Lights are always burning brightly in the city of Jackie Chan and Bruce Lee. Hong Kong illuminates at night and comes into thousands of different shades, diving straight into the future. When I visited the city in 2008, it was like a busy beehive, as China was preparing for the Olympics. Everything felt hectic, modern, and impressive. I’m more in love with outdoors adventure than city exploration, but Hong Kong managed to grasp my full attention and made me go “woah” a few times. It felt as if the future was just within the reach, somewhere among luminous skyscrapers. The concrete jungles like Hong Kong never lose the sight of tomorrow.
Things to do in Hong Kong
Watch the city illuminate at night
Hong Kong’s the city of lights, and it never fades into the darkness. My absolute favourite thing there were illuminated river banks synchronised with the music.
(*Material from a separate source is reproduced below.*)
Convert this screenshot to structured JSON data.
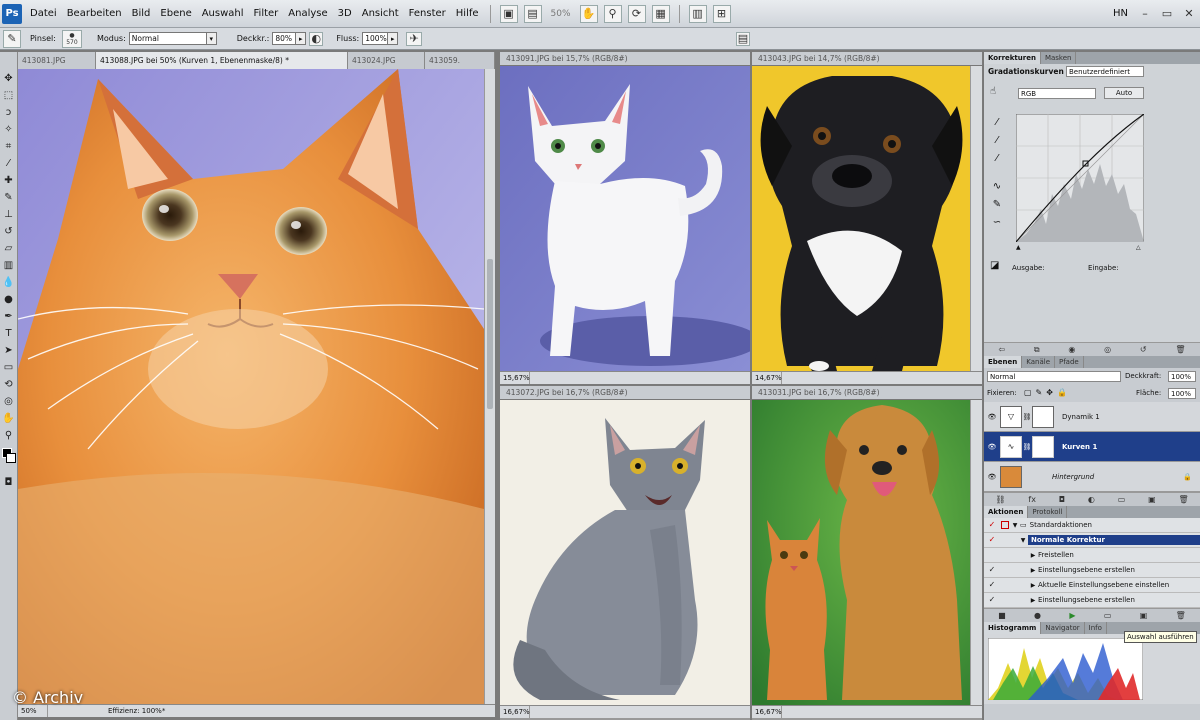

The illuminations were turning on to the rhythm of the music, and if that’s not cool, I might need a new definition of that word. Blinding lights are truly everywhere, so as long as you like the dynamic of a metropolis, you are likely to be in awe with everything around you. I know I was, and so were my friends. Ten points for city lights!
Visit the biggest Buddha in the world
Once you’re tired of blinding lights and people in hurry, all you need to do is visit the biggest Buddha in the world. It’s a small dose of peacefulness among the hectic urban jungle. The Hong Kong Big Buddha is 34 meters high and made of bronze. One would expect it to be ancient, but it only dates back to 1993. To get a closer look at the statue, you have to climb 268 steps to make it to the top. That’s definitely not a wheelchair friendly solution, considering there were no elevators in my sight. I almost gave up on the idea of making a more personal contact with Buddha, when super-friendly Russians helped me to get right into the top of the statue and carried my wheelchair all the way up. It was a beautiful act of fellow travellers’ kindness and it remains one of my favourite Hong Kong memories.
Of course, as life likes to surprise us, I discovered there was a steep, but smooth path… on the other side! I shared a memorable moment with strangers, so I don’t have any regrets, but here’s a good tip for you: always look for disabled access on the other side, you never know where it may be hidden.
Hong Kong is full of wonderful parks, which masterfully blend natural landscape with modern architecture that surrounds them. These greenbelts bring life into the city with its beautiful plants, numerous birds, fountains and lily ponds. I visited a few of such parks to calm down after a hectic night exploration of the city. They are such calm places that I almost forgot I was in a big metropolis like Hong Kong. Not to mentions the views – these were absolutely spectacular! Fun fact: some of the parks have special themes – often educational ones, so knowledge and peace are both served to you if you visit.
Soar high with the Ngong Ping 360cable car
Ngong Ping 360 cable car is a 5.7km bi-cable ropeway, and it gives you a possibility to see Hong Kong from the heights. It’s actually one of the coolest city exploration ideas I’ve stumbled upon during my travels. Exploring Amsterdam on the boat was cool, but let me tell you that Hong Kong cable car is absolutely on the other level of awesomeness. The way it lets you experience the city is absolutely breathtaking since you can see it all at once, the way you normally only would on the postcard. Provided you are not afraid of heights, I would definitely recommend it – it’s a great beginning of a cloud-capped adventure.
When it comes to attractions, Hong Kong is close to being top-notch, but what about accessibility? Can the city be called wheelchair friendly? More about it below!
Accessibility in Hong Kong
It was fairly easy to find an accessible hotel in Hong Kong back in 2008, and I trust (and hope!) things have not become worse, but better since then. Elevators and ramps are rather a standard and the former are usually in good conditions, and they definitely don’t back to 1900’s. The price range of accessible hotels could have been wider, but generally, I can’t say much bad about the hotels, since they were just okay. I wasn’t blown away by their quality, but I wasn’t disappointed too.
Pavements are not a problem in Hong Kong. Sometimes there are some bigger bumps, but the surface’s mostly even and navigating the city on the wheelchair is not as challenging as in Rio or Prague. Definitely accessible!
Shops and restaurants
Ramps are a standard, so I could enter the majority of the shops and restaurants. There were often elevators in the buildings, and thresholds were low. Accessibility? Granted!
Hong Kong’s attractions are definitely accessible, even more than I expected them to be. Even the Buddha himself welcomes tourists in a wheelchair-user-friendly manner if you only happen to notice the elevator in the back. I eventually did! All in all, you can explore Hong Kong with ease, and try everything it has to offer.
Hong Kong’s a great taste of the modern metropolis, that doesn’t forget about the importance of the spirituality. Between luminous skyscrapers and peaceful parks, I could breathe the world in and out in a perfect harmony of both nature and human thought. Hong Kong has its own flavour, the flavour that might surprise you, and I know I liked it. Maybe you would too if you gave it a try. My final verdict – a big yes for Hong Kong!